The psychedelic renaissance is upon us, with myriad research showing how substances like psilocybin, LSD, and more aid in mental health conditions like treatment-resistant depression and PTSD. More and more, the curiosity around psychedelics is increasing, with individuals seeing the potential of these mind-bending medicines to overcome perceived limits of the self.

At the same time, technology continues to evolve at a rapid pace, posing the question: Could tech like virtual reality provide comparable benefits that psychedelics offer? Evidently the answer is yes, according to a recent study of a new VR experience, Isness-D, made to mirror specific transcendent psychedelic effects.

It all started with creator David Glowacki, who took a steep fall while walking in the mountains 15 years ago. After hitting the ground, he laid there suffocating as blood began leaking into his lungs. During this experience, Glowacki’s field of perception began to shift, peering down at his own body and finding he was made up of balled-up light, MIT Technology Review reports.

He said the intensity of the light was related to the extent in which he inhabited his body, though watching the light slowly dim wasn’t frightening—It was transformative, leaking out of his body and around his environment. He took the experience as a signal that his awareness could outlast and transcend his physical body, ultimately bringing him peace.

The Nature study introduction brings up similar sensations from brain scientist Jill Bolte Taylor following a left-hemisphere stroke. Taylor said, “I could no longer define the boundaries of my body. I can’t define where I begin and where I end, because the atoms and molecules of my arm blend with the atoms and molecules of the wall, and all I could detect was this energy… I was immediately captivated by the magnificence of the energy around me. And because I could no longer identify the boundaries of my body, I felt enormous and expansive. I felt at one with all the energy that was, and it was beautiful.”

After his accident, Glowacki approached the experience, which he related to death, with curiosity, attempting to recapture that transcendence.

The new technology is designed for groups of four to five, based anywhere in the world. The participants are represented as a cloud of smoke with a ball of light around the location of their heart. The experience features energetic coalescence, meaning that participants can gather in the same VR landscape and overlap their bodies, making it impossible to tell where one starts and another ends, contributing to a sense of connectedness and ego reduction that psychedelic experiences commonly bring.

In real life, the study notes that humans often default to conceptual relationships of ourselves and others and separate objects, rather than connected or coupled concepts.
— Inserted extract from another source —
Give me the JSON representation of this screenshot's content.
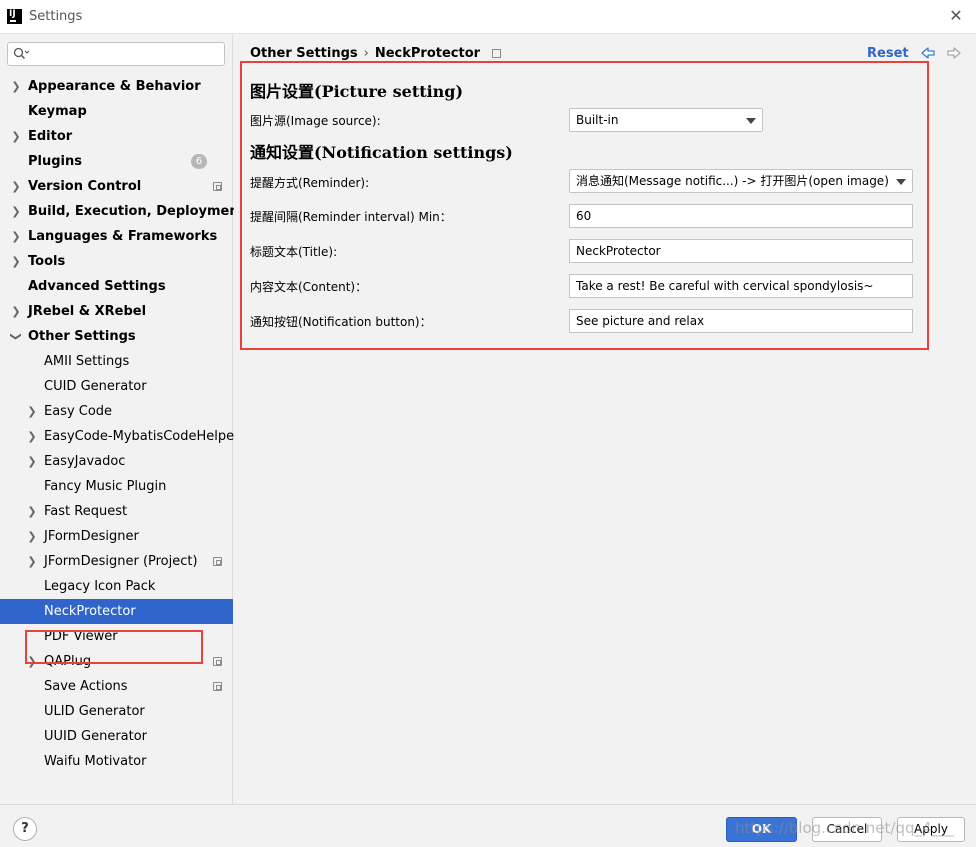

Authors define the term “self-transcendent experiences,” or the transient mental states in which “the subjective sense of one’s self as an isolated entity can temporarily fade into an experience of unity with other people or one’s surroundings, involving the dissolution of boundaries between the sense of self and ‘other,’” essentially what Glowacki is chasing with this new VR technology.

So, can people really achieve some of these same breakthroughs psychedelics, or intense life experiences can provide, simply with the help of VR?

Researchers in the study carried out 29 Isness sessions with 109 total participants from August-September 2020; the results ended up analyzing a total of 75 participants. After their experiences, participants scored the level of intensity with which they experienced 30 items (i.e. mood, mystical experiences), answered pre and post questionnaires around their connectedness with the other participants and scored their level of ego dissolution.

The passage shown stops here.